Наутро каюта номер четыре стала юдолью скорби и сквернословия. Люди поднимались, держась за головы, хрипели, обволакивали пространство мутными взорами. Поднялась раскудлаченная Евгения Дмитриевна – страшнее сказочного персонажа со ступой, волосы колом, лицо опухшее, декольте наружу, прохрипела чужим голосом:

– Боже правый, какой головняк, что мы вчера пили? Нас снова опоили…

– Какой пессимизм, мэм… – хрипел полковник, собирая глаза в кучку. Заржал, как конь. – Гы-гы, у вас такая пышная, хм… прическа, Евгения Дмитриевна, просто загляденье.

– Да шли бы вы лесом, полковник. Господи, где мы? – она поднялась и шатко побрела в санузел. Промахнулась – врезалась в косяк, побрела обратно – по ломаной траектории, словно сомнамбула.

– Поразила, блин, ворота… – исторг ужасным голосом Бобрович и потянулся к иллюминатору. – Господа, а реально, где мы? Опять это море… Нас куда-то сносит, мы же не стоим на месте? Скоро, видимо, страна Болгария…

– А там еще немного – и Прованс… – простонал Зуев и принялся яростно вычесывать из себя остатки сна и угнетающую головную боль.

Привстала лохматая блондинка с подозрительным цветом лица, исполненная пессимизма. Принялась что-то делать, чтобы занять руки и голову.

– Вы так эротично натягиваете наволочку на подушку, – заметил Вышинский. – Но уже не надо, Маргарита Юрьевна. Или вы собираетесь еще разок вздремнуть? Кстати, вы не держите личного дерматолога?

– Нет, а что? – просипела работница налоговой инспекции.

– Заведите. Обязательно. Ваше лицо меня пугает.

– Не трогайте меня, а то я вас поколочу… – исторгла с надрывным кашлем Маргарита Юрьевна, отыскала свою сумочку, принялась выкапывать из нее многочисленные косметические принадлежности, призванные превратить лохматую ведьму в подобие привлекательной женщины.

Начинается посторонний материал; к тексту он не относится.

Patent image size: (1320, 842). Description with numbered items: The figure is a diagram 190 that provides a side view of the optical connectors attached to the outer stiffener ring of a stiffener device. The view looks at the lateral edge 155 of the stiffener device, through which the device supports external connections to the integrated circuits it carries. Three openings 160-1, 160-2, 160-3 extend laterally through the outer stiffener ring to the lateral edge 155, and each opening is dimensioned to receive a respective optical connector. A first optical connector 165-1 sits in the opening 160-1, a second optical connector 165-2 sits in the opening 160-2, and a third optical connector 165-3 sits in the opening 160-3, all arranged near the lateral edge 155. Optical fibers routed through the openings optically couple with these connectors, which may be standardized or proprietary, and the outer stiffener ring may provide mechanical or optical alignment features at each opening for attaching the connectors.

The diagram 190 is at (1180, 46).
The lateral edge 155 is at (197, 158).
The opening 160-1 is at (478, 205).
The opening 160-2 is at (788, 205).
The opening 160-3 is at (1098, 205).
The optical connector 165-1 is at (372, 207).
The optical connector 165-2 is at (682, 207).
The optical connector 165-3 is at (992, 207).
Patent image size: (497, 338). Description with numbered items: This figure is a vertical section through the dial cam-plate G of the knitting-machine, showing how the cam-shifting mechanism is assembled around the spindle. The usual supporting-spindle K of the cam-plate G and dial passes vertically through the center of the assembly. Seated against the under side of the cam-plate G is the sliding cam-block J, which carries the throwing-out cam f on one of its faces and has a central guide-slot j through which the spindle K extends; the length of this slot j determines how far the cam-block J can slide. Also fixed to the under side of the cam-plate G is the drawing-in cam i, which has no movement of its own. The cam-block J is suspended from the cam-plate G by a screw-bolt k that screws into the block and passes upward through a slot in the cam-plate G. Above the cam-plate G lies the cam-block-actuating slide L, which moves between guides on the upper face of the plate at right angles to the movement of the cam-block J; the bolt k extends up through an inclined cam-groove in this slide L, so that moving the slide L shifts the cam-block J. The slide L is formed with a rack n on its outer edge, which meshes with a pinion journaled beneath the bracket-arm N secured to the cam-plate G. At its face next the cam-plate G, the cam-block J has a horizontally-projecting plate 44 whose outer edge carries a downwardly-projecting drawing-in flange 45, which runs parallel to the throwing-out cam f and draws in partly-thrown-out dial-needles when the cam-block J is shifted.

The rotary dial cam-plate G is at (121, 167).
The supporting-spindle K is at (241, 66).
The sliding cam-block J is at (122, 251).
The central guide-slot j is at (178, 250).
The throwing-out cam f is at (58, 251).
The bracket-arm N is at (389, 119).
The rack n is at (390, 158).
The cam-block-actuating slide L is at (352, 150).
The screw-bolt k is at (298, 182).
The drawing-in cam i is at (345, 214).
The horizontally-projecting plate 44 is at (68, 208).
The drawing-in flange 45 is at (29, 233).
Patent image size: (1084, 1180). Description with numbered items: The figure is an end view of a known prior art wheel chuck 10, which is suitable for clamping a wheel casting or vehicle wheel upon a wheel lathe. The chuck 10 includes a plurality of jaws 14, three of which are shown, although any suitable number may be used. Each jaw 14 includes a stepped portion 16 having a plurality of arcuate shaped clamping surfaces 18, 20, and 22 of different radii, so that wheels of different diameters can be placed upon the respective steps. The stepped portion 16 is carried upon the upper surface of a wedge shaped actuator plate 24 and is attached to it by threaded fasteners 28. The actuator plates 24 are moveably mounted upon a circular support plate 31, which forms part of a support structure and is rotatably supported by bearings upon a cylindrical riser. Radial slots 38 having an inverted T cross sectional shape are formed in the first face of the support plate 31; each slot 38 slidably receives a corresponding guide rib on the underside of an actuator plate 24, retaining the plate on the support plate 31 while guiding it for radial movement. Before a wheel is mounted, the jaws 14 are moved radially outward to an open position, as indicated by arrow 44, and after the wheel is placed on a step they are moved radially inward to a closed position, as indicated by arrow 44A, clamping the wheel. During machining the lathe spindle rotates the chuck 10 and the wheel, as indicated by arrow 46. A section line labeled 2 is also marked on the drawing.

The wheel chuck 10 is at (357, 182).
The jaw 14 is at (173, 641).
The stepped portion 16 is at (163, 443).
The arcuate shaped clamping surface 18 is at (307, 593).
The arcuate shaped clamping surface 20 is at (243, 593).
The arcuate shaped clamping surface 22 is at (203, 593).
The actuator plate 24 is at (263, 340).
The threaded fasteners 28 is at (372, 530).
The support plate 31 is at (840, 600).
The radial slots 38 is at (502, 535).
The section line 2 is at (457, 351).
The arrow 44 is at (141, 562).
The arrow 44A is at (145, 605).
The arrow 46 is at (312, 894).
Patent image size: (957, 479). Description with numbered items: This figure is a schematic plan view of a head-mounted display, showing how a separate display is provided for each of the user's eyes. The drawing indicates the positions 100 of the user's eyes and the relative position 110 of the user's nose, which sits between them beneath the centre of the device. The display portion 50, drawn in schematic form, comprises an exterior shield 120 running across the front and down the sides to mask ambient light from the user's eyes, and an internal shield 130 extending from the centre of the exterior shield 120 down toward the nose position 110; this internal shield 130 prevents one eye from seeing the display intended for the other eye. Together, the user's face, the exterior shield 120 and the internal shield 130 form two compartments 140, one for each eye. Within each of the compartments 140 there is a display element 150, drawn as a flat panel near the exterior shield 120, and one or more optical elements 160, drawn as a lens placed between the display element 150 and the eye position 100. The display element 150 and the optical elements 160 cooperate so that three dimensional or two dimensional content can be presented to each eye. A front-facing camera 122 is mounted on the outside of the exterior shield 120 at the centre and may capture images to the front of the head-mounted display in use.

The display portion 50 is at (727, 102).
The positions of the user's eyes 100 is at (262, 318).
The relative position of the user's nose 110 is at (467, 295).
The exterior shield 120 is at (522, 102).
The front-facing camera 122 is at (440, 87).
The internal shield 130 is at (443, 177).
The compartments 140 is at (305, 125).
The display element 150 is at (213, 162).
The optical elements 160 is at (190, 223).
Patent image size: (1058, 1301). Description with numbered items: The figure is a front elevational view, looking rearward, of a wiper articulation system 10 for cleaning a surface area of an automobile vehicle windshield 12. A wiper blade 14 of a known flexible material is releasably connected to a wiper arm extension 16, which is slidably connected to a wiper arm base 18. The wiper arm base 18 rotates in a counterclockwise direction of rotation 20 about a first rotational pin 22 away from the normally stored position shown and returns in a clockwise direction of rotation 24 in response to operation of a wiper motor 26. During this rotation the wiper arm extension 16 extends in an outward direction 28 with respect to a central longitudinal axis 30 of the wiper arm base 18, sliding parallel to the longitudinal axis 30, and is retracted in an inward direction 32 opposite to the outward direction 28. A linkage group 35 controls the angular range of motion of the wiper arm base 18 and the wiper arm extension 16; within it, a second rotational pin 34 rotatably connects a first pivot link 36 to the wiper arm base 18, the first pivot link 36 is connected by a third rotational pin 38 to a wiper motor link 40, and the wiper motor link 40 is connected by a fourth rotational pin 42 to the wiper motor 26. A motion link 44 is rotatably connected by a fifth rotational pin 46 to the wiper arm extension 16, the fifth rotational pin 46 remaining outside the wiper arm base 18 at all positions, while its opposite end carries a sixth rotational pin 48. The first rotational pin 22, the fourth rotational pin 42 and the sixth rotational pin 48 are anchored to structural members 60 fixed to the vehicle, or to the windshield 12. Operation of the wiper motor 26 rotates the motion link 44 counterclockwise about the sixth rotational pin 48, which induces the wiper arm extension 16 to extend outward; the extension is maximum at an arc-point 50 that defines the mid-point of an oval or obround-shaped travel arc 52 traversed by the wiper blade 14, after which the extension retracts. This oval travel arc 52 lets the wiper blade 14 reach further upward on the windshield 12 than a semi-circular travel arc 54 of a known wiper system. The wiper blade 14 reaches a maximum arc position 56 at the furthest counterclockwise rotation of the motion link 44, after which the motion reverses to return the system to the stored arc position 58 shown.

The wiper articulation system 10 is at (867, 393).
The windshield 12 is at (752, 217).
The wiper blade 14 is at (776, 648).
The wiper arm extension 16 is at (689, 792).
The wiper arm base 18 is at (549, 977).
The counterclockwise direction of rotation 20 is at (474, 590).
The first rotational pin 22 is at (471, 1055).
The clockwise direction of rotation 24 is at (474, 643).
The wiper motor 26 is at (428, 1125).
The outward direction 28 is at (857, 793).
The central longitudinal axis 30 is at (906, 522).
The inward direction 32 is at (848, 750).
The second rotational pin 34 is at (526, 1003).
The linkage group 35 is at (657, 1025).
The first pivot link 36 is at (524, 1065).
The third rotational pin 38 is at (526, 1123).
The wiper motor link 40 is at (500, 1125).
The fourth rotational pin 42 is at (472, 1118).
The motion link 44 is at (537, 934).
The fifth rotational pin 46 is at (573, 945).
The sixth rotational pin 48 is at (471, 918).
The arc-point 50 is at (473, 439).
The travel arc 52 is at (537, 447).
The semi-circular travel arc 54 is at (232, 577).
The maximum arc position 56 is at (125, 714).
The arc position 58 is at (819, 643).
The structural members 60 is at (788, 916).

– Паранджу купите, – посоветовал Вышинский. – Такая экономия для семейного бюджета.

– Снова вы? – взорвалась блондинка. – Да когда же вы все исчезнете, Господи правый? – Дамские аксессуары вываливались из рук, она их судорожно перебирала, не знала, за что хвататься.

– Да оставьте, – отмахнулся полковник. – Нам совершенно безразлично, как вы выглядите. Даже как-то забавно, когда вы похожи на стареющую вурдалачку…

– И вы туда же?! – подскочила блондинка и рухнула обратно – ноги не держали, голову накрыли плотные разрывы артиллерийских снарядов.

Евгения Дмитриевна предприняла вторую попытку пробиться в санузел – стала заходить по широкой дуге и снова уткнулась в косяк, больно ободрав плечо.

– Ну, вот, а говорят, что в России не соблюдаются никакие законы, – прокомментировал Зуев, а Бобрович засмеялся пугающим надрывным смехом.

– Кстати, по поводу «Когда же вы все исчезнете», – насторожился Вышинский, пересчитал присутствующих и задумался. И через мгновение его физиономия, растерявшая за двое суток весь свой лоск, стала приобретать тот же оттенок, что у Маргариты Юрьевны.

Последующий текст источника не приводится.